Muitas e uma só. Évora fica bem junto ao Algarve, que provém do árabe al-gharb ou Ocidente. Trata-se da região mais rústica de Portugal, e também a que mais impressiona o viajante, pela beleza de seus espaços e sua força telúrica. É cercada pela natureza, como de resto Estremoz e Elvas. O cenário é quase mouro: casas sempre caiadas de branco, com janelas amarelas, de um só pavimento, distribuídas por um sem-número de ruelas estreitas e tortas. Terra salpicada de oliveiras, o Alentejo poderia perfeitamente ilustrar qualquer página da Bíblia Sagrada. E isso seria válido para o Alcorão também, se este aceitasse imagens.

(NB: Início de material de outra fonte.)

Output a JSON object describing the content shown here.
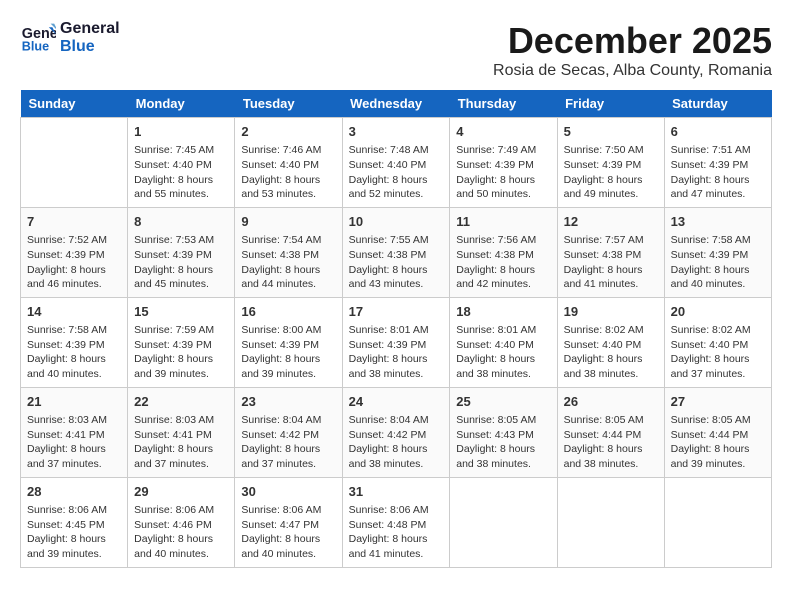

Uma das mais belas e antigas universidades da Europa fica precisamente em Évora. E foi lá, naquele espaço do século XV, que se verificou o Colóquio Internacional Escravatura e Mudanças Culturais, que a Unesco promoveu, no final de 2001. Em 1536, Évora foi a sede da Inquisição em Portugal. Agora, simbolicamente, comportava um evento voltado para a confraternização entre os povos e as culturas diferentes.
Decididamente, o mundo mudou. Historiadores, geógrafos, antropólogos, linguistas do mundo inteiro buscavam, precisamente ali, as raízes da escravidão moderna. Estudiosos como José Capela, Alberto da Costa e Silva, Alfredo Margarido, Joel Rufino dos Santos se debruçaram durante alguns dias sobre a formação do mundo à época das chamadas Descobertas e, também, sobre a luta dos povos colonizados. Convocado pela Unesco, eu fui um dos 17 expositores do Colóquio. Uma honra. Minha fala versou sobre o Quilombo dos Palmares.
Fui o último a intervir no Colóquio. Aquele foi, talvez, o maior momento da minha atividade como historiador. O meu destino intelectual foi como que traçado naquela encruzilhada.